Some people reached harder and farther. The worst lied on loan docs, the less bad took something that might look do-able on paper (especially with lower lending standards) but which they knew was extending themselves, still others took loans they could afford but which didn't really make sense in some regard (e.g. empty nesters in a 3,000 sqft house).

But they were all speculating. And once speculators realize the deal is lost, they will become more likely to walk away.

How deep is the speculation behavior profile? Hard to say scientifically, but anectdotally you can see it in our culture all around (e.g. HGTV).

pwm76 said...

I live in California and work in finance. I took on a pro-bono "client" recently who was up against the wall thanks to mortgage/housing costs that were extremely large: 90% of his gross wages - before the ARM reset. His poor decision to buy near the peak was based on speculation, but the surprising thing I discovered when I looked at the paperwork is that he did not have to commit fraud to obtain the mortgage. Countrywide originated the 0% down ARM loan with full knowledge of my client's financial status.

My client is an immigrant, and Countrywide had reps fluent in spanish who penetrated this community.

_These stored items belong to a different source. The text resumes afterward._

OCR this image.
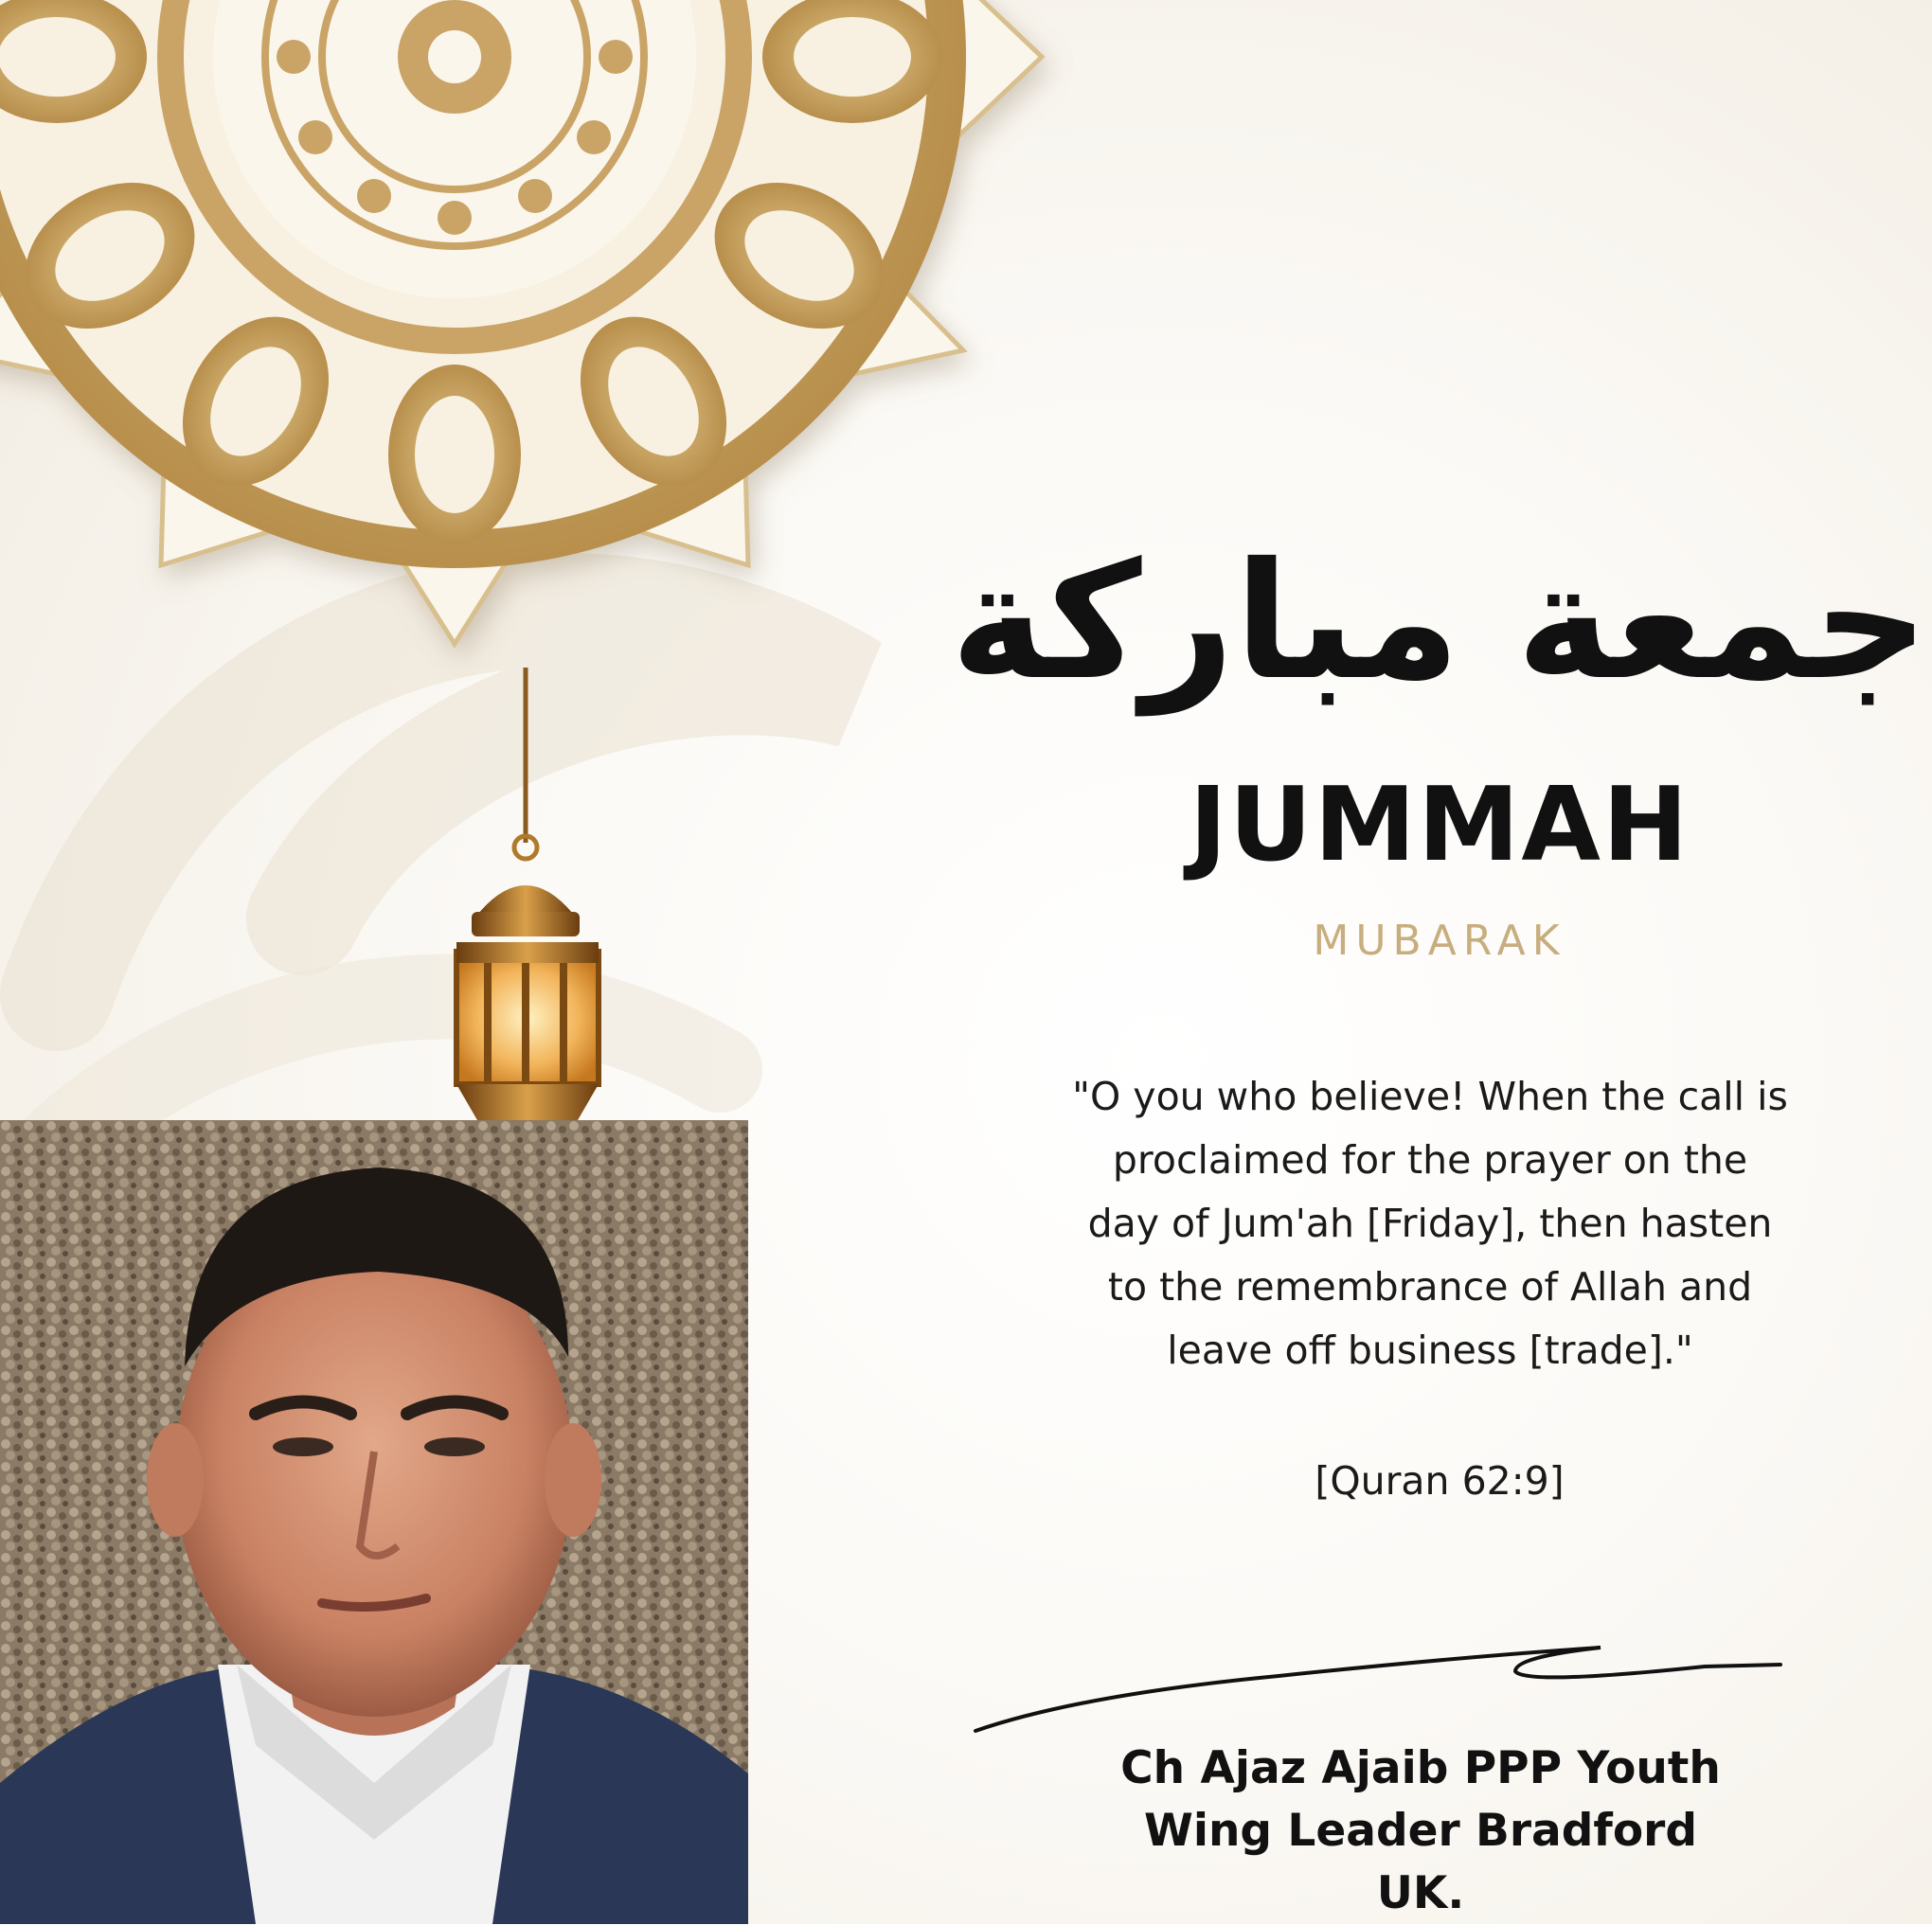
جمعة مباركة
JUMMAH
MUBARAK
"O you who believe! When the call is
proclaimed for the prayer on the
day of Jum'ah [Friday], then hasten
to the remembrance of Allah and
leave off business [trade]."
[Quran 62:9]
Ch Ajaz Ajaib PPP Youth
Wing Leader Bradford
UK.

I have a retired friend who works full time with a non-profit group focusing on individuals with high debt loads. He has had over 200 "clients" in recent years who got themselves into a very similar situation to my client. Zero money down mortgages, rising house prices, and financially unsophisticated clients all contributed to the situation.

Anonymous said...

[if it is fraud is the dominant problem in the mortgage industry then extending these loss curves is wrong – and the losses will drop sharply once the “pig is through the python”. ]

I understand your lust for data on this, but the people who know these numbers won't willingly release them.

IME, fraud is marginal. Are there technical errors in most loan packages? Yes. But does that *cause* default? No.

There have been illegitimate no docs, to be sure, but nobody would read the papers if they simply retold they typical tale of default- job loss, medical crisis, death in the family, divorce.

This problem has [one of its many] roots in lax lending standards, which began to unravel with the abandoning of the time-honored 28/36 ratios.

Nearly all decisions- for both borrowers and lenders- were predicated on the presumption of easy money, low interest rates, inexorably rising real estate values, and a strong economy.

Given these conditions, it was okay for borrowers to live very close to the edge- spending everything they made.

Car needs new tires? Charge it.

Kids need shoes? Credit card.

Furnace died and the kitchen needs remodeling? Get a HELOC.


Now the rules have changed and those "safety nets" are no longer the backstops they once were.

Borrowers were not expected to spend and save prudently, so most didn't.

Much of the discourse has been focused on "who's to blame."

Fact is, we're all in this together.